In the power vacuum, acting Prime Minister Claude Joseph declared himself the country’s interim ruler and has been supported by the US, UN, and other international bodies. However, the day before his assassination, Moïse had appointed another man, neurosurgeon Ariel Henry, to succeed Joseph, but according to Boccit, Henry had no chance to organize a government by the time of the crisis. Friday evening, a third contender also emerged: Senate President Joseph Lambert, appointed by the rump Senate composed of just 10 lawmakers.
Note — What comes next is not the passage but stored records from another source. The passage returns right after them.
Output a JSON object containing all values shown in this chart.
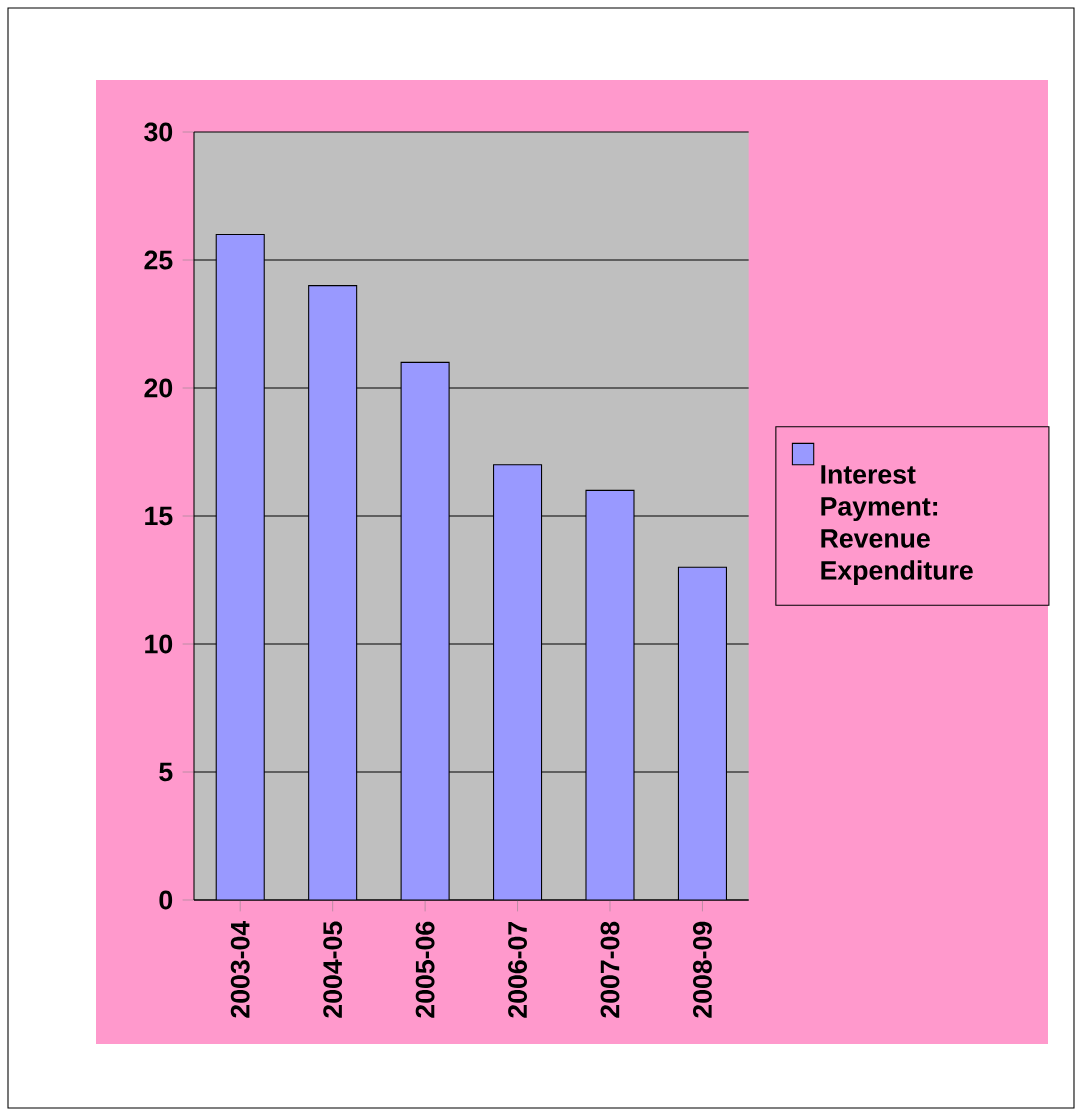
{
  "chart_data": {
    "type": "bar",
    "categories": [
      "2003-04",
      "2004-05",
      "2005-06",
      "2006-07",
      "2007-08",
      "2008-09"
    ],
    "series": [
      {
        "name": "Interest Payment: Revenue Expenditure",
        "color": "#9999ff",
        "values": [
          26,
          24,
          21,
          17,
          16,
          13
        ]
      }
    ],
    "ylim": [
      0,
      30
    ],
    "yticks": [
      0,
      5,
      10,
      15,
      20,
      25,
      30
    ],
    "grid": "y",
    "legend": "right"
  }
}
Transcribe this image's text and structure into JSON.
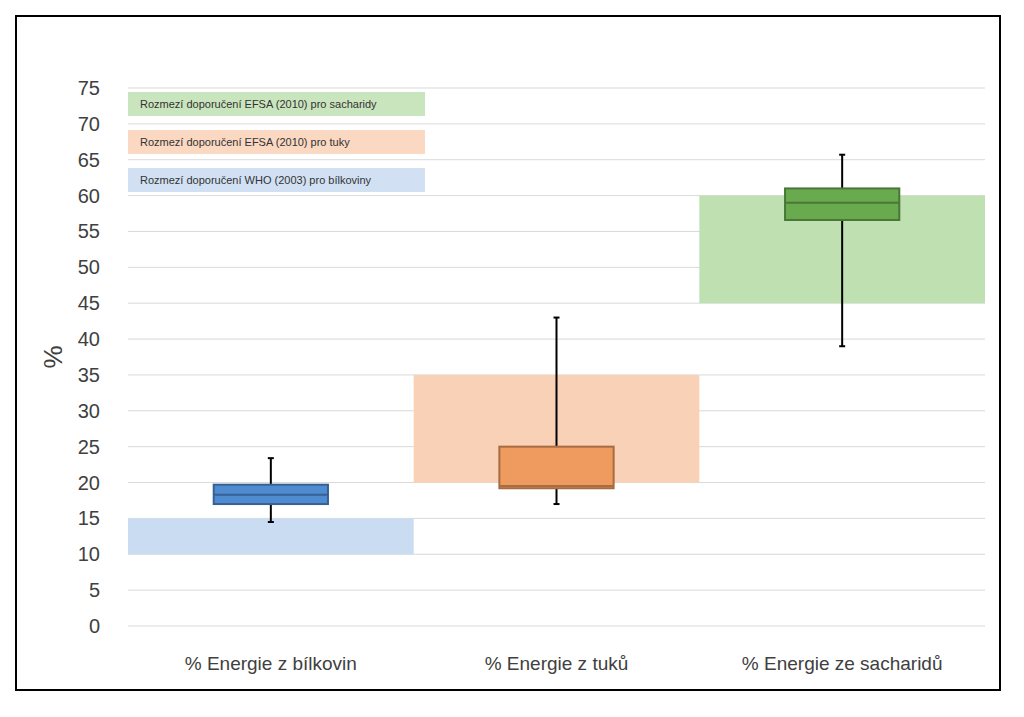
{
  "chart_data": {
    "type": "box",
    "y_label": "%",
    "categories": [
      "% Energie z bílkovin",
      "% Energie z tuků",
      "% Energie ze sacharidů"
    ],
    "boxes": [
      {
        "min": 14.5,
        "q1": 17,
        "median": 18.3,
        "q3": 19.7,
        "max": 23.4
      },
      {
        "min": 17,
        "q1": 19.2,
        "median": 19.5,
        "q3": 25,
        "max": 43
      },
      {
        "min": 39,
        "q1": 56.6,
        "median": 59,
        "q3": 61,
        "max": 65.7
      }
    ],
    "colors": [
      "#4f8bd0",
      "#ef9a5e",
      "#6aaa4f"
    ],
    "recommendations": [
      {
        "name": "Rozmezí doporučení WHO (2003) pro bílkoviny",
        "low": 10,
        "high": 15,
        "color": "#c9dcf1"
      },
      {
        "name": "Rozmezí doporučení EFSA (2010) pro tuky",
        "low": 20,
        "high": 35,
        "color": "#f9d1b6"
      },
      {
        "name": "Rozmezí doporučení EFSA (2010) pro sacharidy",
        "low": 45,
        "high": 60,
        "color": "#bfe0b1"
      }
    ],
    "ylim": [
      0,
      75
    ],
    "yticks": [
      0,
      5,
      10,
      15,
      20,
      25,
      30,
      35,
      40,
      45,
      50,
      55,
      60,
      65,
      70,
      75
    ],
    "grid": true
  }
}
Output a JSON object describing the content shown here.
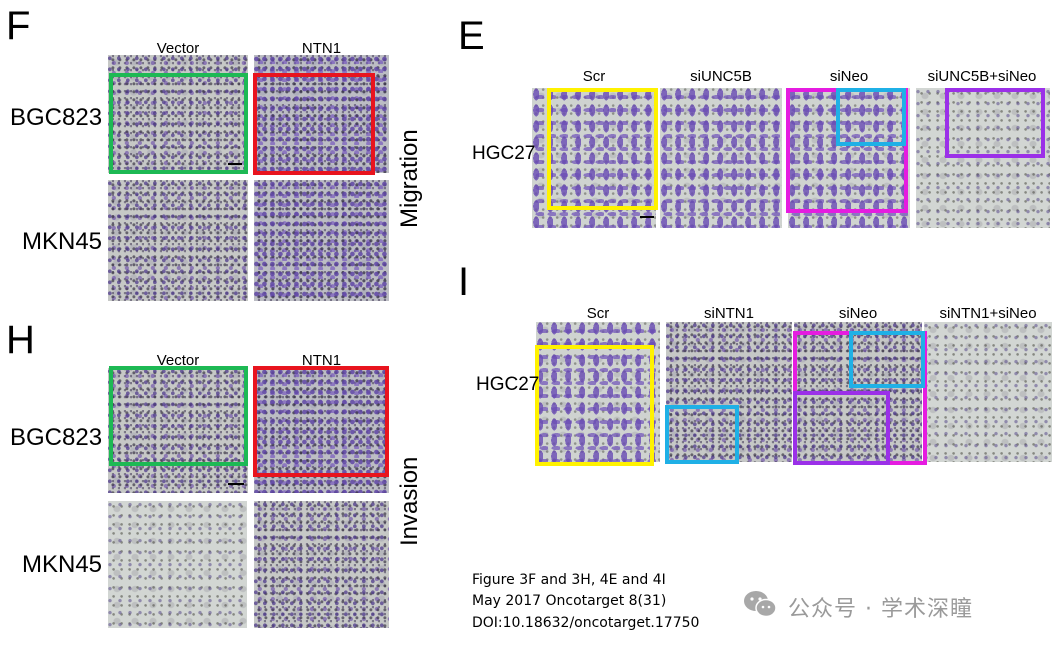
{
  "panels": {
    "F": {
      "letter": "F",
      "columns": [
        "Vector",
        "NTN1"
      ],
      "rows": [
        "BGC823",
        "MKN45"
      ],
      "side_label": "Migration"
    },
    "H": {
      "letter": "H",
      "columns": [
        "Vector",
        "NTN1"
      ],
      "rows": [
        "BGC823",
        "MKN45"
      ],
      "side_label": "Invasion"
    },
    "E": {
      "letter": "E",
      "columns": [
        "Scr",
        "siUNC5B",
        "siNeo",
        "siUNC5B+siNeo"
      ],
      "row": "HGC27"
    },
    "I": {
      "letter": "I",
      "columns": [
        "Scr",
        "siNTN1",
        "siNeo",
        "siNTN1+siNeo"
      ],
      "row": "HGC27"
    }
  },
  "colors": {
    "green": "#1db954",
    "red": "#e8141e",
    "yellow": "#fff200",
    "magenta": "#e51ce0",
    "cyan": "#1fb0e6",
    "purple": "#9b30e8"
  },
  "caption": {
    "line1": "Figure 3F and 3H, 4E and 4I",
    "line2": "May 2017 Oncotarget 8(31)",
    "line3": "DOI:10.18632/oncotarget.17750"
  },
  "watermark": {
    "icon": "wechat-icon",
    "text": "公众号 · 学术深瞳"
  }
}
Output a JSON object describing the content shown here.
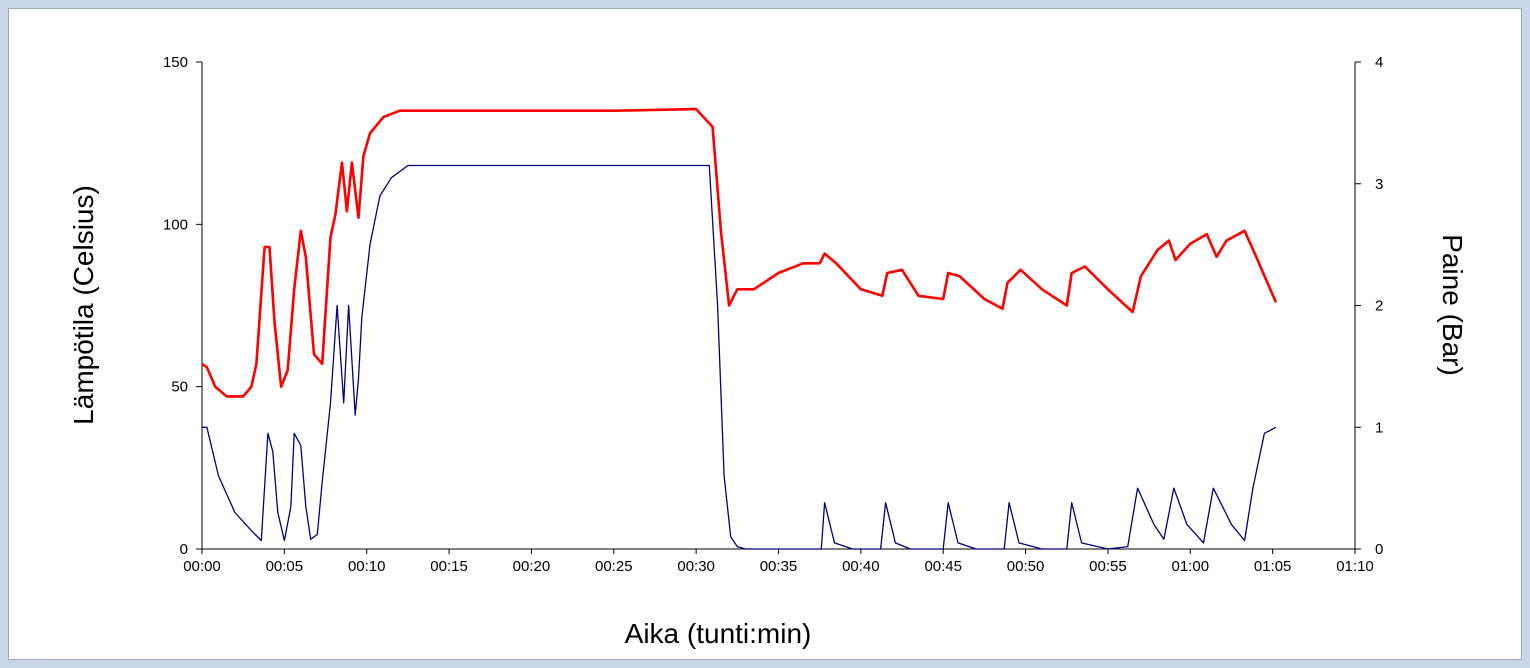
{
  "chart_data": {
    "type": "line",
    "title": "",
    "xlabel": "Aika (tunti:min)",
    "ylabel": "Lämpötila (Celsius)",
    "y2label": "Paine (Bar)",
    "xlim_min": [
      0,
      70
    ],
    "ylim": [
      0,
      150
    ],
    "y2lim": [
      0,
      4
    ],
    "x_ticks_min": [
      0,
      5,
      10,
      15,
      20,
      25,
      30,
      35,
      40,
      45,
      50,
      55,
      60,
      65,
      70
    ],
    "x_tick_labels": [
      "00:00",
      "00:05",
      "00:10",
      "00:15",
      "00:20",
      "00:25",
      "00:30",
      "00:35",
      "00:40",
      "00:45",
      "00:50",
      "00:55",
      "01:00",
      "01:05",
      "01:10"
    ],
    "y_ticks": [
      0,
      50,
      100,
      150
    ],
    "y_tick_labels": [
      "0",
      "50",
      "100",
      "150"
    ],
    "y2_ticks": [
      0,
      1,
      2,
      3,
      4
    ],
    "y2_tick_labels": [
      "0",
      "1",
      "2",
      "3",
      "4"
    ],
    "grid": false,
    "legend": "none",
    "series": [
      {
        "axis": "left",
        "color": "#ff0000",
        "x": [
          0,
          0.3,
          0.8,
          1.5,
          2.5,
          3.0,
          3.3,
          3.8,
          4.1,
          4.4,
          4.8,
          5.2,
          5.6,
          6.0,
          6.3,
          6.8,
          7.3,
          7.8,
          8.1,
          8.5,
          8.8,
          9.1,
          9.5,
          9.8,
          10.2,
          11.0,
          12.0,
          13.0,
          15,
          20,
          25,
          30,
          31.0,
          31.5,
          32.0,
          32.5,
          33.5,
          35,
          36.5,
          37.5,
          37.8,
          38.5,
          40,
          41.3,
          41.6,
          42.5,
          43.5,
          45.0,
          45.3,
          46.0,
          47.5,
          48.6,
          48.9,
          49.7,
          51.0,
          52.5,
          52.8,
          53.6,
          55.0,
          56.5,
          57.0,
          58.0,
          58.7,
          59.1,
          60.0,
          61.0,
          61.6,
          62.2,
          63.3,
          64.0,
          65.2
        ],
        "y": [
          57,
          56,
          50,
          47,
          47,
          50,
          57,
          93,
          93,
          70,
          50,
          55,
          80,
          98,
          90,
          60,
          57,
          96,
          103,
          119,
          104,
          119,
          102,
          121,
          128,
          133,
          135,
          135,
          135,
          135,
          135,
          135.5,
          130,
          98,
          75,
          80,
          80,
          85,
          88,
          88,
          91,
          88,
          80,
          78,
          85,
          86,
          78,
          77,
          85,
          84,
          77,
          74,
          82,
          86,
          80,
          75,
          85,
          87,
          80,
          73,
          84,
          92,
          95,
          89,
          94,
          97,
          90,
          95,
          98,
          90,
          76
        ]
      },
      {
        "axis": "right",
        "color": "#000080",
        "x": [
          0,
          0.3,
          1.0,
          2.0,
          3.0,
          3.6,
          4.0,
          4.3,
          4.6,
          5.0,
          5.4,
          5.6,
          6.0,
          6.3,
          6.6,
          7.0,
          7.3,
          7.8,
          8.2,
          8.6,
          8.9,
          9.3,
          9.5,
          9.7,
          10.2,
          10.8,
          11.5,
          12.5,
          13.0,
          15,
          20,
          25,
          30,
          30.8,
          31.3,
          31.7,
          32.1,
          32.5,
          33,
          35,
          37.6,
          37.8,
          38.4,
          39.5,
          41.2,
          41.5,
          42.1,
          43,
          45.0,
          45.3,
          45.9,
          47,
          48.7,
          49.0,
          49.6,
          51,
          52.5,
          52.8,
          53.4,
          55,
          56.2,
          56.8,
          57.8,
          58.4,
          59.0,
          59.8,
          60.8,
          61.4,
          62.5,
          63.3,
          63.8,
          64.5,
          65.2
        ],
        "y": [
          1.0,
          1.0,
          0.6,
          0.3,
          0.15,
          0.07,
          0.95,
          0.8,
          0.3,
          0.07,
          0.35,
          0.95,
          0.85,
          0.35,
          0.08,
          0.12,
          0.55,
          1.2,
          2.0,
          1.2,
          2.0,
          1.1,
          1.4,
          1.9,
          2.5,
          2.9,
          3.05,
          3.15,
          3.15,
          3.15,
          3.15,
          3.15,
          3.15,
          3.15,
          2.0,
          0.6,
          0.1,
          0.02,
          0.0,
          0.0,
          0.0,
          0.38,
          0.05,
          0.0,
          0.0,
          0.38,
          0.05,
          0.0,
          0.0,
          0.38,
          0.05,
          0.0,
          0.0,
          0.38,
          0.05,
          0.0,
          0.0,
          0.38,
          0.05,
          0.0,
          0.02,
          0.5,
          0.2,
          0.08,
          0.5,
          0.2,
          0.05,
          0.5,
          0.2,
          0.07,
          0.5,
          0.95,
          1.0
        ]
      }
    ]
  }
}
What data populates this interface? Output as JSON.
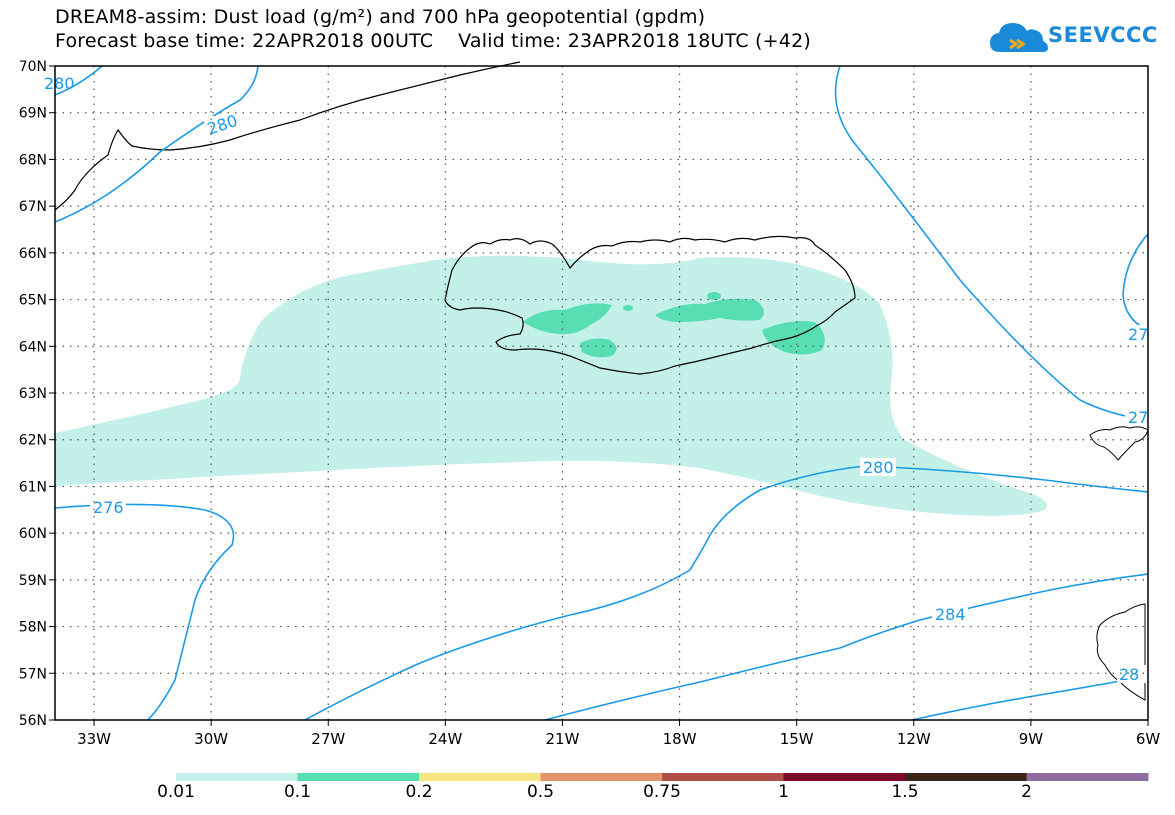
{
  "title": {
    "line1": "DREAM8-assim: Dust load (g/m²) and 700 hPa geopotential (gpdm)",
    "line2": "Forecast base time: 22APR2018 00UTC    Valid time: 23APR2018 18UTC (+42)"
  },
  "logo": {
    "text": "SEEVCCC",
    "icon": "cloud-icon"
  },
  "map": {
    "lon_labels": [
      "33W",
      "30W",
      "27W",
      "24W",
      "21W",
      "18W",
      "15W",
      "12W",
      "9W",
      "6W"
    ],
    "lat_labels": [
      "70N",
      "69N",
      "68N",
      "67N",
      "66N",
      "65N",
      "64N",
      "63N",
      "62N",
      "61N",
      "60N",
      "59N",
      "58N",
      "57N",
      "56N"
    ],
    "lon_range": [
      -34.0,
      -6.0
    ],
    "lat_range": [
      56,
      70
    ],
    "gridlines": "dotted",
    "contour_color": "#1a9be8",
    "contour_labels": [
      "280",
      "276",
      "280",
      "284",
      "27",
      "27",
      "28",
      "280"
    ]
  },
  "legend": {
    "thresholds": [
      "0.01",
      "0.1",
      "0.2",
      "0.5",
      "0.75",
      "1",
      "1.5",
      "2"
    ],
    "colors": [
      "#c4f0ea",
      "#57dfb3",
      "#f6e67f",
      "#e4946a",
      "#b24d4a",
      "#7d0c2b",
      "#3a2519",
      "#8f6c9e"
    ]
  }
}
Joseph has declared a two-week state of emergency and given police wide-ranging powers to hunt down the president’s assassins. On Friday afternoon, Elections Minister Mathias Pierre said Joseph’s government had asked the US to deploy as many as 500 troops to Haiti to protect the country’s essential infrastructure, such as ports and gas facilities, from “urban terrorists” and “potential mercenaries.” However, on Friday evening, Reuters reported that a senior US official had said the country had declined to send troops for the moment.
The US is also sending agents from the FBI and Department of Homeland Security to the country to buttress the PNH, along with $5 million toward the PNH budget, the White House has revealed.